Le 7e congrès mondial de l’Internationale de l’Éducation (IE) s’ouvrira mardi à Ottawa, alors que se poursuit la mobilisation pour faire libérer un représentant d’une association d’enseignants iraniens qui souhaitait se rendre au Canada.
Esmail Abdi, de l’Association professionnelle des enseignants iraniens, aurait été arrêté le 27 juin à Téhéran après avoir tenté d’obtenir un visa pour participer au congrès de l’IE à Ottawa.
M. Abdi se serait rendu à la frontière de l’Arménie pour obtenir ses documents de voyage. Les autorités lui auraient plutôt confisqué son passeport pour ensuite lui ordonner de retourner à Téhéran pour rencontrer des procureurs. Il aurait alors été arrêté le 27 juin, puis incarcéré à la prison d’Evin.
Cette arrestation fait suite à de grandes manifestations organisées à travers l’Iran au cours des derniers mois par des regroupements d’enseignants qui réclamaient de meilleurs salaires et la libération de certains de leurs confrères arrêtés par les services de renseignement.
L’Internationale de l’Éducation s’est dite fortement préoccupée par cette arrestation qu’elle qualifie «d’abjecte» et par la répression dont sont victimes les enseignants en Iran.
«Nous avons demandé notamment aux Nations unies d’intervenir», indique le secrétaire général de l’IE Fred Van Leeuwen, en entrevue à La Presse Canadienne.
Une réalité qui teintera certainement une partie des discussions qui se dérouleront de mardi à dimanche à Ottawa; quelque 2000 délégués en provenance de 150 pays débattront alors des grands enjeux liés au domaine de l’éducation.
Des préoccupations qui peuvent être bien différentes pour les 30 millions de membres que compte l’organisation à travers la planète. L’IE se décrit d’ailleurs comme étant la plus grande fédération syndicale mondiale.
Alors que des thèmes tels que la privatisation et la marchandisation de l’éducation galvanisent les troupes dans certaines parties du monde, plusieurs enseignants ne songent qu’à leur survie.
La situation est notamment alarmante au Nigeria. «Au cours des quatre dernières années, environ 250 enseignants ont été assassinés par le groupe extrémiste Boko Haram», s’indigne M. Van Leeuwen.
«Nous avons tous suivis les nouvelles sur les jeunes filles enlevées par ces extrémistes, mais il n’y a pas eu beaucoup d’attention sur le sort réservé à tous ces enseignants», souligne-t-il. Avec le support des Nations unies, l’Internationale de l’Éducation a mis sur pied un programme pour aider les gouvernements et les associations d’enseignants à mieux protéger leurs écoles.

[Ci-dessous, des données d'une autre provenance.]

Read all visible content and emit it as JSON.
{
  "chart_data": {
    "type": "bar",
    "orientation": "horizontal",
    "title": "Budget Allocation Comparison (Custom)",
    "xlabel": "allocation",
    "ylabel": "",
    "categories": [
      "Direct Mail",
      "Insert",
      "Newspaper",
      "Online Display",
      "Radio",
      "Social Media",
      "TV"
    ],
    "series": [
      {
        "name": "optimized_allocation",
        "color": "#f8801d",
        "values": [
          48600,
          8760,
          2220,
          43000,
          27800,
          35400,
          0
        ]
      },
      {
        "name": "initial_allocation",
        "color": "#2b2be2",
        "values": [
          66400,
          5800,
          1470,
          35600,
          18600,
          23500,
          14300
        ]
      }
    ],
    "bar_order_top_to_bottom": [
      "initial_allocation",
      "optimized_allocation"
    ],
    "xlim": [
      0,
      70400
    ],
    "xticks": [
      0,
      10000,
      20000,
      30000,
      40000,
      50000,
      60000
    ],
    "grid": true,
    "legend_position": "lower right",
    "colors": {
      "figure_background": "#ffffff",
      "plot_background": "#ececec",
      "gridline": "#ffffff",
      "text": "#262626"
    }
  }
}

«Des conférences comme celle que nous tenons cette semaine à Ottawa sous le thème « Uni(e)s pour l’éducation » offre un support moral à ces organisations, explique M. Van Leeuwen. Ils voient qu’ailleurs dans le monde, les droits des enseignants sont respectés et nous discutons de la meilleure manière d’aider ces syndicats dans leurs pays.»
En plus de la question de la sécurité dans les écoles et de la protection des droits à la syndicalisation, les délégués de l’IE discuteront cette semaine de nouvelles stratégies à déployer pour protéger les systèmes publics d’éducation.
«Le marché a faim, résume M. Van Leeuwen. On voit dans les grandes négociations sur le libre-échange des propositions pour ouvrir le marché de l’éducation et nous pensons que ça ne va pas nous aider à garantir une bonne qualité de l’éducation.»
L’IE souhaite également combattre la «déprofessionnalisation» du métier d’enseignant. «La profession d’enseignant souffre, estime M. Van Leeuwen. L’autonomie de l’enseignant est restreinte. Ils ne peuvent plus choisir leur matériel, leurs méthodes pédagogiques… c’est très dangereux pour la qualité de l’éducation.»
Plusieurs organisations syndicales canadiennes sont membres de l’IE, dont la Centrale des syndicats du Québec (CSQ), la Fédération canadienne des enseignantes et des enseignants, l’Association canadienne des professeures et des professeurs d’université, la Fédération du personnel professionnel des universités et de la recherche et la Fédération nationale des enseignantes et des enseignants du Québec.
La CSQ, qui siège au Bureau exécutif de l’IE depuis 2004, fait aussi état d’enjeux communs dans le monde sur «la marchandisation, la privatisation et la réduction de l’accès à une éducation publique de qualité pour tous».
«Le congrès de l’IE est une occasion formidable pour tisser des liens avec de multiples organisations syndicales à l’international et ainsi travailler ensemble à ce que nos gouvernements mettent l’éducation — moteur de l’économie et gage d’une société plus juste, plus égalitaire — au cœur de leur priorité», fait valoir par communiqué la présidente de la CSQ, Louise Chabot.